I washed up in Jenner on the mouth of Russian River. The waterway is named after the Siberian fur-trappers who explored the area in the 19th century and founded the stockade of Fort Ross, now a State Historic Park, 10 miles to the north.

Jenner, like most places in these parts, is no more than a village, humbled by an imperious coastline – in this case the Goat Rock State Park, accessible by a white-knuckle switchback road, thankfully paved, that at one stage seems on the point of plunging into the steely, chilly Pacific.

Onwards and upwards. Highway 1 took me through more sparsely settled countryside to the thriving metropolis of Timber Cove (population 164), then on to Anchor Bay, described in one guidebook as Northern California's "best-kept secret for its secluded beach", an accolade with added weight on a coastline studded with obscure, hidden gems at almost every turn.

Earlier in my travels I'd seen a life-sized horse made entirely from driftwood. The sculptor Matt Torrens probably spends half his life on Manchester State Beach, a treasure trove of tangled driftwood, polished smooth by the Pacific. Driftwood is scattered across the beach at Mendocino, too. This is the artsy, craftsy town of grey, yellow and red clapboard houses – New England transplanted to the West Coast – that's the nearest thing Northern California has to anything vaguely touristy. Mendocino's annual film festival takes place on the first three days of June this year: low key, earnest and unashamedly grassroots, it's the perfect antidote to Oscar overload and Hollywood hype.

If pushed, I have to admit that I much prefer Fort Bragg just up the coast. It's a proper town with a logging pedigree that gives it a few rough edges. I detect, though, that the blow-ins from San Francisco and other cities are bringing a metropolitan sophistication to its blue-collar blocks, notwithstanding the crazy hippy in Safeways who was beaming – dangerously for him – at the good ol' boys in pick-up trucks.

There's the funky Headlands café where the Allen Ginsberg and Captain Beefheart lookalikes sip lattes, play chess and listen to the music; a rusty harbour with seals and cheap seafood shacks; and a microbrewery where you can sample six big thimbles of beer with your fish and chips at The Taproom & Grill. Better yet, the fantastic Union Lumber Company Store lives on as a restaurant, cycle shop, cookie emporium and gourmet kitchen.

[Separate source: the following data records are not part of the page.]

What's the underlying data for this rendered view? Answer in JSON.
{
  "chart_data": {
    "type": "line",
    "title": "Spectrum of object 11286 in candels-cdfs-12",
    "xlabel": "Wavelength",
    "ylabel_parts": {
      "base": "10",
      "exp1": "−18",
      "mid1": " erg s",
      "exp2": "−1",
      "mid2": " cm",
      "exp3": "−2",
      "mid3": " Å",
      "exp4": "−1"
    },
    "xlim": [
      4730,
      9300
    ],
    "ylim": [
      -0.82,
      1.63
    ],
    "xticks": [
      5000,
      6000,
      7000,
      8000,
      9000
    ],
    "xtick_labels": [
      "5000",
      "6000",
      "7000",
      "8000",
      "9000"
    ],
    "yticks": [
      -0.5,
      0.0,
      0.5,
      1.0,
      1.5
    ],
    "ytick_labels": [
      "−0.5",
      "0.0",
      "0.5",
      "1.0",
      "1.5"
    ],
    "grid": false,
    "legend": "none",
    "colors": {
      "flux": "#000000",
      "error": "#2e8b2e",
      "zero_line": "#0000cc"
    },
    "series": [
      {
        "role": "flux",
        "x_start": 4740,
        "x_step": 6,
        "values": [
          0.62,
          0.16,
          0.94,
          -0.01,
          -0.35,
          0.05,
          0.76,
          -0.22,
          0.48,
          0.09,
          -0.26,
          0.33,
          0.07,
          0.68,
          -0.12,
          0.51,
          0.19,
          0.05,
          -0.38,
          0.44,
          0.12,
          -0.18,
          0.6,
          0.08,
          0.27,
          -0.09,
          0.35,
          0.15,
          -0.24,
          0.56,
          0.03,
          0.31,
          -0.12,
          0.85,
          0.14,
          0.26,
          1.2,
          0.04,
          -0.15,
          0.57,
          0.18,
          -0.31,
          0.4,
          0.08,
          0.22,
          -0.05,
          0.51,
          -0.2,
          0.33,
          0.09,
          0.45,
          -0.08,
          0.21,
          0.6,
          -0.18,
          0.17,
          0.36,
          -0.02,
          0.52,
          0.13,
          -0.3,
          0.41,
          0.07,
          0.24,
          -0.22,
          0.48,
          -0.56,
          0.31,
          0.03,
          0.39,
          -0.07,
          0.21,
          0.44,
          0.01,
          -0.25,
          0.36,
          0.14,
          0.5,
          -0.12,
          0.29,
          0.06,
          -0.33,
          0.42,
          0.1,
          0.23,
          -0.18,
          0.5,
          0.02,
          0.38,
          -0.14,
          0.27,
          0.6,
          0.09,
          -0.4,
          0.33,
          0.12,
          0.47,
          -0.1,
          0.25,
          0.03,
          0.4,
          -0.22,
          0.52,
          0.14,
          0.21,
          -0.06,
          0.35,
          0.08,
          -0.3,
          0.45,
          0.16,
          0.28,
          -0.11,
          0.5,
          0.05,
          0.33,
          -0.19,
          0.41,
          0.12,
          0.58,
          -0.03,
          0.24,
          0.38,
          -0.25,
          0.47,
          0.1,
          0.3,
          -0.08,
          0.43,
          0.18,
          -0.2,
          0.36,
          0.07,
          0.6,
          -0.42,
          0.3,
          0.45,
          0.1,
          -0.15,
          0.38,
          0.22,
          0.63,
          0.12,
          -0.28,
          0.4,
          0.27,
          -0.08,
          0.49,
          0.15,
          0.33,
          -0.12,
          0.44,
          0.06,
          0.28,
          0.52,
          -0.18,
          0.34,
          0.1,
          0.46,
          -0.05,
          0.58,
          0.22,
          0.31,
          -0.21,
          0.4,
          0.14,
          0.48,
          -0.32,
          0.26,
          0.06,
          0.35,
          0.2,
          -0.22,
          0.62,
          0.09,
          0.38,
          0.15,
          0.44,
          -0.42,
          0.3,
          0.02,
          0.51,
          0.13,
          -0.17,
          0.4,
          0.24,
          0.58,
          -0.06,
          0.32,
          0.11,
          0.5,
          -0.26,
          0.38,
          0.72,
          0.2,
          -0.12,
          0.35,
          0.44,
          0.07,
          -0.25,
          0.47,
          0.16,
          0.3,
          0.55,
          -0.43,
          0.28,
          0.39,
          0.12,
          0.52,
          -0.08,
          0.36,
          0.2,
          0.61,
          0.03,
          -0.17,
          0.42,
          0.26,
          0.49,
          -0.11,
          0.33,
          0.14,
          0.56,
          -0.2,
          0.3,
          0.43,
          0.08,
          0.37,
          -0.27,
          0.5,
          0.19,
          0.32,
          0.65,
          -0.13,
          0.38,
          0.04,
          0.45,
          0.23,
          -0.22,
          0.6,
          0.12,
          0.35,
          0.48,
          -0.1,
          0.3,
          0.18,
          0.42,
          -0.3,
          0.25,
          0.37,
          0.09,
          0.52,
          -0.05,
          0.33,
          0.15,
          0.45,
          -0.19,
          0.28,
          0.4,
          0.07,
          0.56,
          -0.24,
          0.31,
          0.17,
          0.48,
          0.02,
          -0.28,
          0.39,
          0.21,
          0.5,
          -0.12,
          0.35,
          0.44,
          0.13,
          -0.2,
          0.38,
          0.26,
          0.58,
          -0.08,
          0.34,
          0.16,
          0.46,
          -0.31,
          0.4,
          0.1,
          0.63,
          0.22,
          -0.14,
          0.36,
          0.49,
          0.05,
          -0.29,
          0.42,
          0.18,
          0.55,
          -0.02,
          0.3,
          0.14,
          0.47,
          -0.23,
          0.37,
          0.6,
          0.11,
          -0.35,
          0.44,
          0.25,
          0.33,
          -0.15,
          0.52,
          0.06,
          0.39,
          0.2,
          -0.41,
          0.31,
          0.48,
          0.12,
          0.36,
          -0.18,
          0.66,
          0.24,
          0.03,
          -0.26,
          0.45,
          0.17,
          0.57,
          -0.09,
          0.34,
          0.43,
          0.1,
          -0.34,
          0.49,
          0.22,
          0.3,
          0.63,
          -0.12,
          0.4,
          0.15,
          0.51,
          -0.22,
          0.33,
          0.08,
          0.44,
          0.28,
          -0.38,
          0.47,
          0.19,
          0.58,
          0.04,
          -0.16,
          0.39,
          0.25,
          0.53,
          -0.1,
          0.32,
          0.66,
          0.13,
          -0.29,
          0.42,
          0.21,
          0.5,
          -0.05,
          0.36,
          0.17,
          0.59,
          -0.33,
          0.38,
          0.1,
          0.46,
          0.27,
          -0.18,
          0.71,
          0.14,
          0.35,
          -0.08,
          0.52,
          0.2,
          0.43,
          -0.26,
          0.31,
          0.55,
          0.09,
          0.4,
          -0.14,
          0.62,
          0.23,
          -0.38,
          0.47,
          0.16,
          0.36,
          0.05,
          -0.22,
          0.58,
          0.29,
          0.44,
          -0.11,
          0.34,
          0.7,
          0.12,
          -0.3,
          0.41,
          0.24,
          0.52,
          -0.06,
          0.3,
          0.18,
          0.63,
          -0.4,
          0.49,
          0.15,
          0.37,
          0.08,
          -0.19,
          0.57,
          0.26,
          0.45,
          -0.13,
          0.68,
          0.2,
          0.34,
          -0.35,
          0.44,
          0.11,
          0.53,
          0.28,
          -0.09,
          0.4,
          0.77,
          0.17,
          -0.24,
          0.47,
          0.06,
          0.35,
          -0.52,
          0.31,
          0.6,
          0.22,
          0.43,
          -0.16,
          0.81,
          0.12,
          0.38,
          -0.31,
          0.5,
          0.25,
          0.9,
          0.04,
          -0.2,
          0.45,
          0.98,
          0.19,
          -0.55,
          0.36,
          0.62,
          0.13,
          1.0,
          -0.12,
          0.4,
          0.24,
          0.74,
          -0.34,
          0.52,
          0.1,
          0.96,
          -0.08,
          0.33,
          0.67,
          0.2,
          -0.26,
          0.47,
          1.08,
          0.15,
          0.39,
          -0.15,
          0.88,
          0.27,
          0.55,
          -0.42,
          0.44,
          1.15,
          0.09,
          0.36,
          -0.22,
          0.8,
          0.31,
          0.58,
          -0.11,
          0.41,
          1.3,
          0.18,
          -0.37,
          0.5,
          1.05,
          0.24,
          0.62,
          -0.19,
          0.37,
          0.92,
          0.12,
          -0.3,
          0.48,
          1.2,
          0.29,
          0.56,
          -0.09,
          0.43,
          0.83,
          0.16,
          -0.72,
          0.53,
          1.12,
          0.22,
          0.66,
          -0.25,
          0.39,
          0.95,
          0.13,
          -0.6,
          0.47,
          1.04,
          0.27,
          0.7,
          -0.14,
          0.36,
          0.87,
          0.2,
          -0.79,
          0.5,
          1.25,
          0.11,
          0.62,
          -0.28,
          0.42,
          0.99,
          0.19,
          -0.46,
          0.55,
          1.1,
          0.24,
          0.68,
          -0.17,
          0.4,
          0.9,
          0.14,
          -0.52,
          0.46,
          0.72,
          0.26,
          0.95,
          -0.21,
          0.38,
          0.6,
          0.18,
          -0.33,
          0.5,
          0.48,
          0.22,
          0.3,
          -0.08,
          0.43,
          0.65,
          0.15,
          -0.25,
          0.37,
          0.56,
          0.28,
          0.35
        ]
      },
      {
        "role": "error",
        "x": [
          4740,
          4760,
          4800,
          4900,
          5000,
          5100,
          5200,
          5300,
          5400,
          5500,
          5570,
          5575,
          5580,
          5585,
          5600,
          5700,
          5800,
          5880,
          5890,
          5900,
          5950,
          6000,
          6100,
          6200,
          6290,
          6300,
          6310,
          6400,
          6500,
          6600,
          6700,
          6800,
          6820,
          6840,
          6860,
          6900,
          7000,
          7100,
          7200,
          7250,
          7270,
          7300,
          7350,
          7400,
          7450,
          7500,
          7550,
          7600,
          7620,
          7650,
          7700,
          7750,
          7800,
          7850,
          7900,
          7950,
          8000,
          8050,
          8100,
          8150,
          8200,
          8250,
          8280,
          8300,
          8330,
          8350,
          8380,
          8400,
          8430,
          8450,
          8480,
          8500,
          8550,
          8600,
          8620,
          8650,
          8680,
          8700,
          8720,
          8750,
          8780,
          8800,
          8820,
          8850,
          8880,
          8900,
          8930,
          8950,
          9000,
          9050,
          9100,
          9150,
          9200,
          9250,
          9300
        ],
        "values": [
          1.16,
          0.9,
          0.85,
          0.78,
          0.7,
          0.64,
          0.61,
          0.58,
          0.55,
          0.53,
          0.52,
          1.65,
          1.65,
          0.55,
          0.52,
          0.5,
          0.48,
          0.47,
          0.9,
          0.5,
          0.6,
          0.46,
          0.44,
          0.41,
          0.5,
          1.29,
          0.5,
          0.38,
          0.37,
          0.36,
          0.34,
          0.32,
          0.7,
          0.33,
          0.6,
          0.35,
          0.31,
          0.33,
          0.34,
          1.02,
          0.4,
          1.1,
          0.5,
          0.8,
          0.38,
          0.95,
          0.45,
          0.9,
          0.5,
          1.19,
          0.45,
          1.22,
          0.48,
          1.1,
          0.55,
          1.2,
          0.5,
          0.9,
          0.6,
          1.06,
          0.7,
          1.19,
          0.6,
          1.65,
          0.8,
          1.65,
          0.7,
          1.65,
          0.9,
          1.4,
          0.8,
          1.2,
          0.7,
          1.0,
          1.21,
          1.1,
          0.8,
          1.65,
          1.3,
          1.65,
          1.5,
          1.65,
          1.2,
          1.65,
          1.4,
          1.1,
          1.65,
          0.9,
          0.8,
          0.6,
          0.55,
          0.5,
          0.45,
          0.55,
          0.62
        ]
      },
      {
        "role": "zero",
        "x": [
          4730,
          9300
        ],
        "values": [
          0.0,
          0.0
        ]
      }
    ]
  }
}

Best of all, there's Glass Beach, the former town dump reclaimed by the sea. Among the sand you'll find tiny jewels of blue, green and white glass, the remnants of bottles scoured by the all-powerful, untamed Pacific. The ocean is still boss up here.

 

Travel Essentials

Getting there

The main gateway for Northern California is San Francisco, served from Heathrow by British Airways (0844 493 0787; ba.com) and its code-share partner American Airlines (0844 499 7300; americanairlines.co.uk), along with Virgin Atlantic (0844 209 7310; virgin-atlantic.com) and United Airlines (0845 607 6760; unitedairlines.co.uk).

 

Seeing there

Headlands café, 120 Laurel Street, Fort Bragg (001 707 964 1987; headlandscoffeehouse.com).

The Taproom & Grill, North Main Street, Fort Bragg (001 707 964 3400; northcoastbrewing.com).

The Mendocino film festival takes place this year in Mendocino village between 1-3 June (001 707 937 0171; mendocinofilmfestival.org).